Ms PLIBERSEK (4:53 PM) —I want to thank the member for Dunkley for raising the very important issues that he has. He has gone through a lot of the services that are in his electorate, and I know that he takes a great interest in these issues. It is a shame, however, that the government he is part of has really dropped the ball when it comes to domestic violence, which is one of the issues that he mentioned. The Partnerships Against Domestic Violence program, which initially got $50 million in funding, has been cut back to a $16 million program, and I fear that many of the excellent prototype projects that were set up under Partnerships Against Domestic Violence will not have their funding continued. For a social ill that costs Australia a great deal in terms of heartache and broken bones and also $8 billion a year in financial terms, it is a shame that the member for Dunkley has not been able to convince his colleagues about the importance of some of the issues that he has mentioned.

The issue I want to raise in the grievance debate today is the Prime Minister’s failure to address the barbecue-stopper issue of work and family balance. It was an issue that the Prime Minister identified prior to the last election as one of those that Australians were talking about all over the country. He called it a barbecue-stopper, and that term has really stuck because it is so evocative of the fact that so many Australians are really struggling to balance their caring responsibilities with their increasing workloads. We are some of the longest-working people in the OECD. We work more unpaid overtime and longer hours than people in most other countries in the OECD, and that is really showing when it comes to people balancing their caring responsibilities with that increased workload.

It is unfortunate that this budget—which, through child care, could have done so much to address one of the major problems in balancing work and family responsibilities—has been so disappointing when it comes to new funding for child care. There are around 84,000 extra places for out of school hours care, and Labor, of course, welcomes those extra places. The bad news, unfortunately, is that we estimate—and Treasury suggest—that there are 35,000 children already on waiting lists for out of school hours care. With the increased number of single parents and disability support pensioners being encouraged to find work with the government’s welfare to work changes, those extra 84,000 places will be eaten up very quickly.

Identifying the need more broadly for child care in this country is very difficult to do, because the last child-care census figures that were released suggested that there were 174,500 kids that needed extra care in Australia. That figure is occasionally contradicted by the Minister for Family and Community Services, who says the figures are old; they are 2002 figures. That is true, and the shame in all of this is that there was a child-care census conducted last year, in 2004, but when Labor asked about the child-care census in the last lot of budget estimates we were told that the data was being ‘cleaned’ and the census would be released imminently. We are now at the next lot of estimates and we still have not seen the census. It must have been very dirty data indeed if it is still being cleaned! Strangely, the next census will be in 2006. We are only six months away from the time of the next census and we still have not seen the 2004 figures.

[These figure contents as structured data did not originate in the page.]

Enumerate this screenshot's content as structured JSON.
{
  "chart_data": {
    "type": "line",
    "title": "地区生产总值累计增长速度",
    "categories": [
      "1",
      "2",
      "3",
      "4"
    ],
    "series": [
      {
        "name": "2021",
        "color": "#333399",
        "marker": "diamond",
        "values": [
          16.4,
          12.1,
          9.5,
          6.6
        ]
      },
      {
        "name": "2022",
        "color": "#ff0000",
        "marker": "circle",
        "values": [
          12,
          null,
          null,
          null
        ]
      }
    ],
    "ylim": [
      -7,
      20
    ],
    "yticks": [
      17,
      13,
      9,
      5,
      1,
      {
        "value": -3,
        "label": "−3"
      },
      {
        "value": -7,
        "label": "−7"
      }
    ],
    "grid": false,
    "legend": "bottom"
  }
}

There is a shocking lack of extra child-care funding in this budget. It is also interesting to note that one of the less frequently told stories about the budget when it comes to child care is that the JET program, which has been one of the most effective programs for moving single parents from welfare to work—a program initiated by Labor when we were last in government and continued by the current administration—has been contracted so that parents who are undertaking training courses that go for more than a year will not be eligible for it anymore. So all those single parents who would like to be training in an area of skill shortage—in hairdressing, child care, refrigeration mechanics or any of the traditional trades where we are facing such looming shortages any day now—will no longer be eligible for JET funding. That really beggars belief, considering all the rhetoric about moving people from welfare to work and, incidentally, all the rhetoric about the skills shortage we are facing.

While on child care, I also want to draw the House’s attention to the upcoming release of the broadband overhaul of child-care funding that the minister has been planning for some time. We know that there will be a number of very badly affected centres. One of those is represented by the member for Ballarat, Catherine King, who is in the chamber now. She has presented a petition of 700 names asking that the Daylesford Community Child Care Centre not lose its funding. It is looking at losing funding of $87,000 a year because of Minister Patterson’s review of how child-care funding is distributed. The Daylesford centre is an excellent multifunction centre providing a number of different services in the one child-care centre. The petition received by the member for Ballarat came from residents, friends and community members who support the Daylesford centre. The irony is that the Daylesford centre might close—and the member for Ballarat will say more on this—while it is helping single parents stay in the work force. Government changes to the funding model will lead to increased costs for parents and may well mean that this centre will close or at least that many of the parents that currently use it will no longer be able to. Instead of being able to work, in fact they will be pulling out of the work force.

The government has spoken many times about its vision for the new industrial relations regime under which this country should be run. The notion that anything in the government’s plans in the arena of industrial relations will actually make it easier for families to balance their work and caring responsibilities is just laughable. We see that the government has opposed the suggestions of the Australian Council of Trade Unions in the work and family test case before the Australian Industrial Relations Commission. There were things in the ACTU’s suggestions that the employers but not the government agreed with. The government is more hardline than employer groups when it comes to work and family balance. That is very disappointing for parents. As well there is unfair dismissal. How fair is it that a parent who had been working in a small business and was unfairly dismissed could no longer support their family? How does this level of insecurity make it easier for parents to balance their work and caring responsibilities?

We had a question today from the shadow minister for industrial relations about the collapsing of classifications in awards so that some workers might lose $100 or $150 a week from their pay packets. We know that the government has opposed all of the national minimum wage cases. If the government had had its way, workers on minimum wages would be $44 a week worse off than they are currently. In every instance when this government has had the opportunity to make it easier for families to balance their work and caring responsibilities it has not just shirked the opportunity but has in fact acted against the interests of families by making it more difficult for them to balance their work and caring responsibilities.